- Education: Massachusetts Institute of Technology University of North Carolina-Chapel Hill Wesleyan University
- Scientific career
- Workplaces: Rutgers University
- Thesis: Refinement and application of a new paleotemperature estimation technique (1990)

= Elisabeth Sikes =

American geoscientist and academic

Elisabeth Lynn Sikes is an American geoscientist who is a professor at Rutgers University. Her research considers carbon cycling. She was awarded the 2022 Scientific Committee on Antarctic Research Medal for Excellence in Research.

== Early life and education ==
Sikes was an undergraduate student at Wesleyan University, where she graduated cum laude in environmental sciences. She moved to the University of North Carolina at Chapel Hill for graduate studies. After earning her masters, she moved to Massachusetts Institute of Technology (MIT) for her doctorate. She completed graduate research in geological oceanography at the Woods Hole Oceanographic Institution (WHOI) in the MIT/WHOI Joint Program. Her doctoral research on the refinement of techniques to estimate paleotemperatures. She was supported by the Australian Research Council to work as a postdoc at the University of Tasmania before working for the Australian Geological Survey Organization (now Geoscience Australia). She moved to New Zealand in 1997 and worked at the University of Auckland.

== Research and career ==
In 2001, Sikes returned to the United States, where she was appointed to the faculty at Rutgers University.

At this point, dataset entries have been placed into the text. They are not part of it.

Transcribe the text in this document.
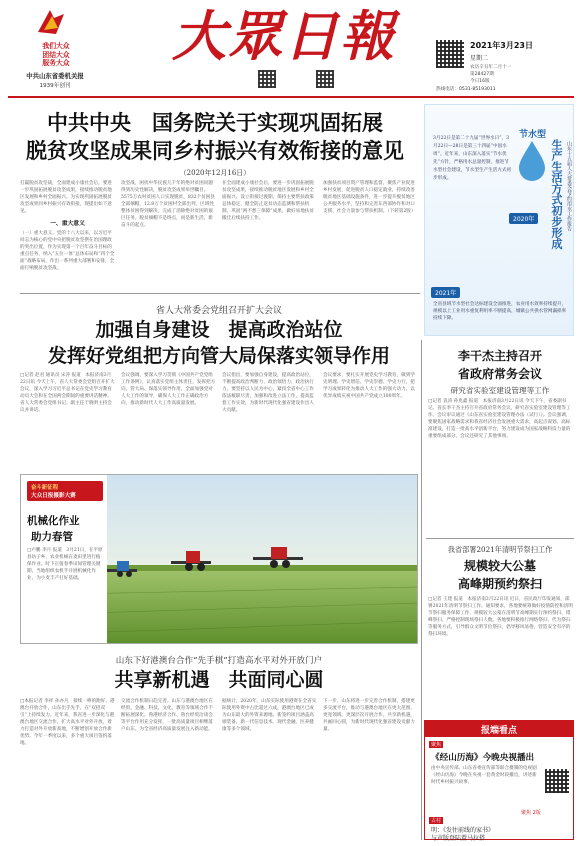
我们大众
团结大众
服务大众
中共山东省委机关报
1939年创刊
大眾日報	2021年3月23日
星期二
农历辛丑年二月十一
第28427期
今日16版
热线电话：0531-85193011
中共中央　国务院关于实现巩固拓展
脱贫攻坚成果同乡村振兴有效衔接的意见
（2020年12月16日）

打赢脱贫攻坚战，全面建成小康社会后，要进一步巩固拓展脱贫攻坚成果，接续推动脱贫地区发展和乡村全面振兴。为实现巩固拓展脱贫攻坚成果同乡村振兴有效衔接，现提出如下意见。

一、重大意义

（一）重大意义。党的十八大以来，以习近平同志为核心的党中央把脱贫攻坚摆在治国理政的突出位置，作为实现第一个百年奋斗目标的重点任务，纳入“五位一体”总体布局和“四个全面”战略布局，作出一系列重大部署和安排，全面打响脱贫攻坚战。

攻坚战，困扰中华民族几千年的绝对贫困问题得到历史性解决，脱贫攻坚成果举世瞩目。5575万农村贫困人口实现脱贫，832个贫困县全部摘帽，12.8万个贫困村全部出列，区域性整体贫困得到解决，完成了消除绝对贫困的艰巨任务。脱贫摘帽不是终点，而是新生活、新奋斗的起点。

在全面建成小康社会后，要进一步巩固拓展脱贫攻坚成果，接续推动脱贫地区发展和乡村全面振兴。设立衔接过渡期，保持主要帮扶政策总体稳定，健全防止返贫动态监测和帮扶机制，巩固“两不愁三保障”成果，做好易地扶贫搬迁后续扶持工作。

加强扶贫项目资产管理和监督，聚焦产业促进乡村发展，促进脱贫人口稳定就业，持续改善脱贫地区基础设施条件，进一步提升脱贫地区公共服务水平，坚持和完善东西部协作和对口支援、社会力量参与帮扶机制。（下转第2版）

节水型
生产生活方式初步形成 山东十五届人大常委会节约用水工作报告
2020年
2021年

3月22日是第二十九届“世界水日”，3月22日—28日是第三十四届“中国水周”。近年来，山东深入落实“节水优先”方针，严格用水总量控制，推进节水型社会建设，节水型生产生活方式初步形成。

全省县域节水型社会达标建设全面推进，农业用水效率持续提升，规模以上工业用水重复利用率不断提高，城镇公共供水管网漏损率持续下降。

省人大常委会党组召开扩大会议
加强自身建设　提高政治站位
发挥好党组把方向管大局保落实领导作用

□记者 赵君 通讯员 宋涛 报道　本报济南3月22日讯 今天上午，省人大常委会党组召开扩大会议，深入学习习近平总书记在党史学习教育动员大会和在全国两会期间的重要讲话精神。省人大常委会党组书记、副主任于晓明主持会议并讲话。

会议强调，要深入学习贯彻《中国共产党党组工作条例》，认真落实党组主体责任，发挥把方向、管大局、保落实领导作用，全面加强党对人大工作的领导，确保人大工作正确政治方向，推动新时代人大工作高质量发展。

会议指出，要加强自身建设，提高政治站位，不断提高政治判断力、政治领悟力、政治执行力。要坚持以人民为中心，紧扣全省中心工作依法履职尽责，加强和改进立法工作，提高监督工作实效，为新时代现代化强省建设作出人大贡献。

会议要求，要扎实开展党史学习教育，做到学史明理、学史增信、学史崇德、学史力行，把学习成果转化为推动人大工作的强大动力，以优异成绩庆祝中国共产党成立100周年。

奋斗新征程
大众日报摄影大赛
机械化作业
助力春管

□卢鹏 李月 报道　3月21日，在平原县坊子乡，农业机械在麦田里进行植保作业。时下正值春季田间管理关键期，当地组织农机手开展机械化作业，为小麦丰产打好基础。

山东下好港澳台合作“先手棋”打造高水平对外开放门户
共享新机遇　共面同心圆

□本报记者 李祥 孙亦凡　接续一棒的跑好、港澳台开放合作，山东出手先手，在“双招双引”上持续发力。近年来，我省进一步深化与港澳台地区交流合作，扩大高水平对外开放，着力打造对外开放新高地，不断增创开放合作新优势。今年一季度以来，多个重大项目签约落地。

交流合作机制日趋完善。山东与港澳台地区在经贸、金融、科技、文化、教育等领域合作不断拓展深化。鲁港经济合作、鲁台经贸洽谈会等平台作用充分发挥，一批高质量项目相继落户山东，为全省经济高质量发展注入新动能。

据统计，2020年，山东实际使用港资在全省实际使用外资中占比超过六成，港澳台地区已成为山东最大的外资来源地。新签约项目涵盖高端装备、新一代信息技术、现代金融、医养健康等多个领域。

下一步，山东将进一步完善合作机制，搭建更多交流平台，推动与港澳台地区在更大范围、更宽领域、更深层次开展合作，共享新机遇，共画同心圆，为新时代现代化强省建设贡献力量。

李干杰主持召开
省政府常务会议
研究省实验室建设管理等工作

□记者 袁涛 孙兆鑫 报道　本报济南3月22日讯 今天下午，省委副书记、省长李干杰主持召开省政府常务会议，研究省实验室建设管理等工作。会议审议通过《山东省实验室建设管理办法（试行）》。会议强调，要聚焦国家战略需求和我省经济社会发展重大需求，高起点谋划、高标准建设，打造一批高水平创新平台，努力建设成为国家战略科技力量的重要组成部分。会议还研究了其他事项。

我省部署2021年清明节祭扫工作
规模较大公墓
高峰期预约祭扫

□记者 王建 报道　本报济南3月22日讯 近日，省民政厅印发通知，部署2021年清明节祭扫工作。通知要求，各地要统筹做好疫情防控和清明节祭扫服务保障工作，规模较大公墓在清明节高峰期实行预约祭扫、错峰祭扫，严格控制现场祭扫人数。各地要积极推行网络祭扫、代为祭扫等服务方式，引导群众文明节俭祭扫，倡导移风易俗，营造安全有序的祭扫环境。

报端看点
聚焦
《经山历海》今晚央视播出

由中央宣传部、山东省委宣传部等联合摄制的电视剧《经山历海》今晚在央视一套黄金时段播出，讲述新时代乡村振兴故事。

聚焦 2版
古村
明：《发往前线的家书》
与声版登陆置马拉搭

Her research is based in paleoceanography and carbon cycling. She studies circulation in the Southern Ocean, and how those processes trap and release carbon dioxide over glacial timescales. As part of these efforts, she studies temperature changes in the oceans around New Zealand using biomarkers and foramiferally estimates. She has taken part in sixteen oceanographic voyages and serves as Chair of the CLIVAR/CliC/SCAR Southern Ocean Region Panel.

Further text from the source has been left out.